People v Caguana
2010 NY Slip Op 00698 [69 AD3d 953]
January 26, 2010
Appellate Division, Second Department
Published by New York State Law Reporting Bureau pursuant to Judiciary Law § 431.
As corrected through Wednesday, March 10, 2010


The People of the State of New York, Respondent,
v
Segundo Caguana, Appellant.

[*1] James D. Licata, New City, N.Y. (Lois Cappelletti of counsel), for appellant.

Thomas P. Zugibe, District Attorney, New City, N.Y. (Itamar J. Yeger of counsel), for respondent.

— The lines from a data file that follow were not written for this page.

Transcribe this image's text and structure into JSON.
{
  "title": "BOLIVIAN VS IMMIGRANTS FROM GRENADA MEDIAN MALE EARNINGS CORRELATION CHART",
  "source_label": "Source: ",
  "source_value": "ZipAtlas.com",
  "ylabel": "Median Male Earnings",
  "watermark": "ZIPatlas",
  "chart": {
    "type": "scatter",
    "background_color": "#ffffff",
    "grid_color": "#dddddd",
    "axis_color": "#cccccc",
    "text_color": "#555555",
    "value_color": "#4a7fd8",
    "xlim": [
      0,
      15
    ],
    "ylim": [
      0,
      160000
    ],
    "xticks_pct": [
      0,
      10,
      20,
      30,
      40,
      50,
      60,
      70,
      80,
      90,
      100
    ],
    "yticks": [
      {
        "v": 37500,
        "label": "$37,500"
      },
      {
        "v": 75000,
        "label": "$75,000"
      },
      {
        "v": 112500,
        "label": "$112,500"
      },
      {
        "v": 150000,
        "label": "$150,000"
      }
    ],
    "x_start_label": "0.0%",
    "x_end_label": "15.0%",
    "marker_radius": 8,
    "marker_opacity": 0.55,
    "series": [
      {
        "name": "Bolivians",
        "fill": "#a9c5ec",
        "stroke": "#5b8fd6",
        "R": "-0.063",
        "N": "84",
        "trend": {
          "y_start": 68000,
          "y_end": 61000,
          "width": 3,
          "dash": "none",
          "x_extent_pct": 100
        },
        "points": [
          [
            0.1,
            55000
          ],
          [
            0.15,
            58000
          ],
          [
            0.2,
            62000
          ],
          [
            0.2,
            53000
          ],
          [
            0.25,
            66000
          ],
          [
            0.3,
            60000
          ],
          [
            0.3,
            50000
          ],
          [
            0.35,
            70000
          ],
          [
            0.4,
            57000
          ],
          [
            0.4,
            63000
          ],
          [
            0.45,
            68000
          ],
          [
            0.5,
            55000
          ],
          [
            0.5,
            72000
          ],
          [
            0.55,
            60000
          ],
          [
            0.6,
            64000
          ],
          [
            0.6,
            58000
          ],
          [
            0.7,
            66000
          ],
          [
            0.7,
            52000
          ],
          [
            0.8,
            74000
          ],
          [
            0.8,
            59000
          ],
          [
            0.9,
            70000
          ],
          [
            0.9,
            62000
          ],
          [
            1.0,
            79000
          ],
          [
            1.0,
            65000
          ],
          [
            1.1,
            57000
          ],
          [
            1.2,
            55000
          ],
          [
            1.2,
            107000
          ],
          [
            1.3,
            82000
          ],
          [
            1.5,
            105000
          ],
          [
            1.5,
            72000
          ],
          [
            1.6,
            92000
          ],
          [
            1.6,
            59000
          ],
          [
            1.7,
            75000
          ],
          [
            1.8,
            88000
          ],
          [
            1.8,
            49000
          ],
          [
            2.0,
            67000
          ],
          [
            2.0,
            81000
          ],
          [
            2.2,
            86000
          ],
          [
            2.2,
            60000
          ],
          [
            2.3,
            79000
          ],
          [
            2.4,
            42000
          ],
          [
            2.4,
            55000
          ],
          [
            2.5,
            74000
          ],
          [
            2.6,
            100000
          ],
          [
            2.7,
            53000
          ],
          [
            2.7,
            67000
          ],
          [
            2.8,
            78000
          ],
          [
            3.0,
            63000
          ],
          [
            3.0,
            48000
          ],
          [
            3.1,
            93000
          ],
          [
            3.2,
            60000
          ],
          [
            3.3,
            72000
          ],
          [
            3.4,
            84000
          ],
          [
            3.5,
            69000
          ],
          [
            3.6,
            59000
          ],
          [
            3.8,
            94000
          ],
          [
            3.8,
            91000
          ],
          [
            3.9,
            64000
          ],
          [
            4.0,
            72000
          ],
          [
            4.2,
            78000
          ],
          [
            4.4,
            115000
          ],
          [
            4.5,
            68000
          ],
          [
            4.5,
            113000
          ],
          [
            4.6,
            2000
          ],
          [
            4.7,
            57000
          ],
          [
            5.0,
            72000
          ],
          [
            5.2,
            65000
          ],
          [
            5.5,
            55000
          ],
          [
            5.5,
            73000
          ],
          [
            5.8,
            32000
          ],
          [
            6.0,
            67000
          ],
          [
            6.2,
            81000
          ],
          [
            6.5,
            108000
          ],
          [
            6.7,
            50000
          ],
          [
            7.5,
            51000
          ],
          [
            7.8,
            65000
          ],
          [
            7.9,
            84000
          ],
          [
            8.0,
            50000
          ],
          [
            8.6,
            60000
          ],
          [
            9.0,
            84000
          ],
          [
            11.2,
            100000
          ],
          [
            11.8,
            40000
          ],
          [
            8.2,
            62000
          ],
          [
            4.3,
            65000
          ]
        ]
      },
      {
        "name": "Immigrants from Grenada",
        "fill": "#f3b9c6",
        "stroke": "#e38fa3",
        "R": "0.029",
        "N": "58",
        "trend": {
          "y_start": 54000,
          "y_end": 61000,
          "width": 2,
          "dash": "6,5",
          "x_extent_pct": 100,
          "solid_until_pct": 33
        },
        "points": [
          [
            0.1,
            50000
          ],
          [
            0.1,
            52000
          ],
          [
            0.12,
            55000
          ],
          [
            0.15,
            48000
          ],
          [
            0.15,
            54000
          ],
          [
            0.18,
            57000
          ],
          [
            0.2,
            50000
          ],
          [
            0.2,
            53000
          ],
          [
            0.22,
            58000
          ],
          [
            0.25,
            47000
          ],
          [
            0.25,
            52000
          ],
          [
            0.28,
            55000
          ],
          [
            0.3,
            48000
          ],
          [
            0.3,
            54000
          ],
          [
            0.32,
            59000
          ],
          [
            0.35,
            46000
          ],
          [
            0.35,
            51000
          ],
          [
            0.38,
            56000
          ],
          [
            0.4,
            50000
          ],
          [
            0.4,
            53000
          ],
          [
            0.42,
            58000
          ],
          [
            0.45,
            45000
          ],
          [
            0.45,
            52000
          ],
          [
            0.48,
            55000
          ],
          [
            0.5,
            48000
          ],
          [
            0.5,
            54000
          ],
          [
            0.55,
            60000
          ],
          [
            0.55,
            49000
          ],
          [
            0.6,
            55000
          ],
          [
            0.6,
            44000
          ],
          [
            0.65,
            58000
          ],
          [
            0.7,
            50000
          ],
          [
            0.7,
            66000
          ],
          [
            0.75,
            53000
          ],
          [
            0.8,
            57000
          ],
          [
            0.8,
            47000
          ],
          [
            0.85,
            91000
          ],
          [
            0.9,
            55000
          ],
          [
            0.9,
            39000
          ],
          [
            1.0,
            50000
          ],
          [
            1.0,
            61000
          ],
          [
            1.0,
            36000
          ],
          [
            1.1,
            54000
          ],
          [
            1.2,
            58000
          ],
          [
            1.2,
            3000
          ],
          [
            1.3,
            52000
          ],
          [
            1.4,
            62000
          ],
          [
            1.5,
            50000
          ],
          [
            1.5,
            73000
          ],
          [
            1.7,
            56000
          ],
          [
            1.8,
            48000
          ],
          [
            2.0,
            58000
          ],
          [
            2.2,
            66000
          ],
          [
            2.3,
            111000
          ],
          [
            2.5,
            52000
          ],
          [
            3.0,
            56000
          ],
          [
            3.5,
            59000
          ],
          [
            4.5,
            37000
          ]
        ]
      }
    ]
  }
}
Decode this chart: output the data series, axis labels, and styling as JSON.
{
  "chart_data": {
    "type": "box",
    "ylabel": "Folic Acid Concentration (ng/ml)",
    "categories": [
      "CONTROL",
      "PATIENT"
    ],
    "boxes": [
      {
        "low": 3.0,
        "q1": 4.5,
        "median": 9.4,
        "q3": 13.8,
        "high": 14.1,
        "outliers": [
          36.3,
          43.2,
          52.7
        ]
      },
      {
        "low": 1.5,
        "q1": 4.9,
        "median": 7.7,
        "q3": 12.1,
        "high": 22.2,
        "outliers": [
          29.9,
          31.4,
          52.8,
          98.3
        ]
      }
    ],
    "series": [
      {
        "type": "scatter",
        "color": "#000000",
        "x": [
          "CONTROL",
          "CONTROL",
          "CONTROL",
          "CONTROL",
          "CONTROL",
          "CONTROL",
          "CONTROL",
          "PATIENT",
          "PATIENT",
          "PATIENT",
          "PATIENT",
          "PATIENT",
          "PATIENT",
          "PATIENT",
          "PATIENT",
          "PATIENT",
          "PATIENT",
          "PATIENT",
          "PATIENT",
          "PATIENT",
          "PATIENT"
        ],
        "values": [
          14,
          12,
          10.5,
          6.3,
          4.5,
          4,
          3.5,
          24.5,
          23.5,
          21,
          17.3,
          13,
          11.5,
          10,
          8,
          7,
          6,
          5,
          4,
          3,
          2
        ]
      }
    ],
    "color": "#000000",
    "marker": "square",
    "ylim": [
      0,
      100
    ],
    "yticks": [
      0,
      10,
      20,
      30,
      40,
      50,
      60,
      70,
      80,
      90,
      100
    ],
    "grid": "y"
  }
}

Appeal by the defendant from a judgment of the County Court, Rockland County (Bartlett, J.), rendered December 11, 2007, convicting him of predatory sexual assault against a child (two counts), rape in the first degree, criminal sexual act in the first degree, sexual abuse in the first degree (two counts), and endangering the welfare of a child, upon his plea of guilty, and imposing sentence.

Ordered that the judgment is affirmed.

"[S]ince the defendant pleaded guilty with the understanding that he would receive the sentence which thereafter was actually imposed, he has no basis to now complain that his sentence was excessive" (People v Schnoor, 63 AD3d 760 [2009]; see People v Prude, 62 AD3d 914 [2009]; People v De Alvarez, 59 AD3d 732 [2009]; People v Kazepis, 101 AD2d 816 [1984]).

In any event, the sentence was not excessive, and there is nothing in the record which would warrant disturbing the sentence (see People v Suitte, 90 AD2d 80 [1982]). Fisher, J.P., Santucci, Dickerson, Chambers and Lott, JJ., concur.